Tension between development and history dominated Tuesday night's Bethlehem City Council meeting.
A public hearing involving architect and developer Dennis Connell's request to rezone two properties, 11 and 15 W. Garrison St., from high density residential to central business district designation was held. Connell is requesting the change to construct a six-story, mixed use building with 72 apartments along the 700 block of North New Street.
The two properties are part of nine contiguous properties Connell has acquired over several years on West North, North New and Garrison streets. The acquisitions are required to eventually implement his vision of an important urban redevelopment project.
Connell's journey to building his quasi real estate empire began in 1982, according to city documents. He purchased the properties gradually, as they became available on the market. Until 2012, West Garrison Street from North New Street to Main Street was zoned as central business. During that year, it was rezoned to high density residential. Connell obtained 11 W. Garrison St. four years earlier, when it was zoned central business.
"The underlying element of my request is to return 11 West and 15 West Garrison Street to the CB zoning they had prior to 2012," Connell noted in his request to the council.
The parcels are not in a historic district.
During Tuesday night's hearing, Councilwoman Paige Van Wirt said it should come at no surprise that she is "concerned about the loss of residential" properties. She directly asked Connell what would he do if the zoning was denied?
Connell attempted to answer, pausing several times before eventually giving up.
"I don't think I could honestly answer that question," given the situation, he said.

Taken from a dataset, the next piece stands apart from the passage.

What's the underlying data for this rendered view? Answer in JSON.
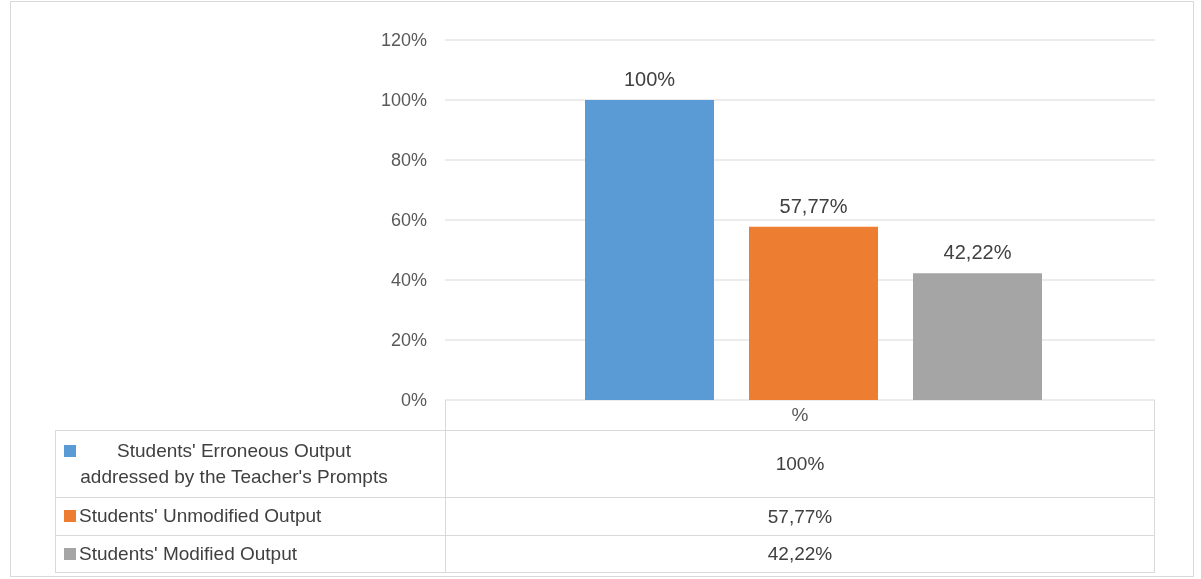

It was a question neighbors who attended the hearing Tuesday night hope becomes more than hypothetical. Speaker after speaker lamented the changes with various themes centering around how it would negatively transform a Bethlehem neighborhood.
"This is a commercial intrusion into a neighborhood," Bethlehem resident Bruce Haines said. "… Ultimately this decision is about integrity."
The council did not render a verdict Tuesday night. Rather President Adam Waldron placed the matter on its Oct. 1 agenda for its first reading.